My experience in the Program of Public Health at the University of California, Irvine, has always been gratifying in my public health studies. If I had to pick a particular experience, it would be when I welcomed the prospective students on the program’s admit day. I truly enjoyed the atmosphere of seeing the excitement of so many incoming students visiting our school’s new facility and expanding department. I had the fantastic opportunity to listen to the stories of students from various backgrounds and other prior fields of study about why they wanted to go into public health. It instills me with great confidence and pride when I see many new and bright faces ready to advocate for public health. That day reminded me how much I truly appreciated how public health could inspire and empower people to come together and help one another in the pursuit of equitable health.

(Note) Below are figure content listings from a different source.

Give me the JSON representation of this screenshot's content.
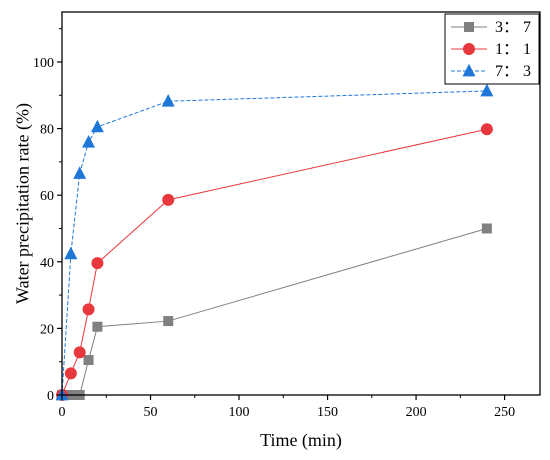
{
  "chart_data": {
    "type": "line",
    "xlabel": "Time (min)",
    "ylabel": "Water precipitation rate (%)",
    "xlim": [
      0,
      270
    ],
    "ylim": [
      0,
      115
    ],
    "xticks": [
      "0",
      "50",
      "100",
      "150",
      "200",
      "250"
    ],
    "xtick_values": [
      0,
      50,
      100,
      150,
      200,
      250
    ],
    "yticks": [
      "0",
      "20",
      "40",
      "60",
      "80",
      "100"
    ],
    "ytick_values": [
      0,
      20,
      40,
      60,
      80,
      100
    ],
    "grid": false,
    "legend_position": "top-right",
    "series": [
      {
        "name": "3： 7",
        "color": "#808080",
        "marker": "square",
        "x": [
          0,
          5,
          10,
          15,
          20,
          60,
          240
        ],
        "y": [
          0,
          0,
          0,
          10.5,
          20.5,
          22.2,
          50
        ]
      },
      {
        "name": "1： 1",
        "color": "#e8383d",
        "marker": "circle",
        "x": [
          0,
          5,
          10,
          15,
          20,
          60,
          240
        ],
        "y": [
          0,
          6.5,
          12.8,
          25.7,
          39.6,
          58.6,
          79.8
        ]
      },
      {
        "name": "7： 3",
        "color": "#1f78d8",
        "marker": "triangle",
        "x": [
          0,
          5,
          10,
          15,
          20,
          60,
          240
        ],
        "y": [
          0,
          42.4,
          66.5,
          75.9,
          80.5,
          88.2,
          91.3
        ]
      }
    ]
  }
}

Where did you do your practicum? What was it about?
My practicum site is with the patient education department at UCI Health. It has been a rewarding experience where I was able to feel like I am making an impact in creating promotional and educational materials to assist others with attaining positive health outcomes. Patient health education has taught me how to apply cultural sensitivity and humility while also empowering communities to take charge of their health and wellbeing. My preceptor, Tiffany Vo, continuously advocates to have an open mind and encourages us all to have confidence in attaining new professional skills and perspectives.
What do you hope to accomplish in your career?
In my career, I aspire to become a public health educator who can turn health equity for all into a reality. I want to make health promotion and learning more engaging so that achieving positive health outcomes can be an ongoing conversation for everyone. As a health educator, I aim to encourage empowerment and continual growth while respecting values and cultures. One day I plan to become a leader in health equity and public health promotion to give back to my community. I want to continue to uphold the fundamentals of public health as a place of open collaboration where intersectionality and differences will not only be seen as a challenge but as an opportunity for growth.
When I started in public health, I realized there were A LOT of group projects and always wondered why. As I continued my academic career, I realized there is a lot of complexity of intersectional caveats to public health. I want to tell whoever is reading this: Always keep an open mind, as everyone has different values and perspectives. Finding that angle where we all can align and make a difference together can be all the more rewarding. You might even learn something you never would have expected.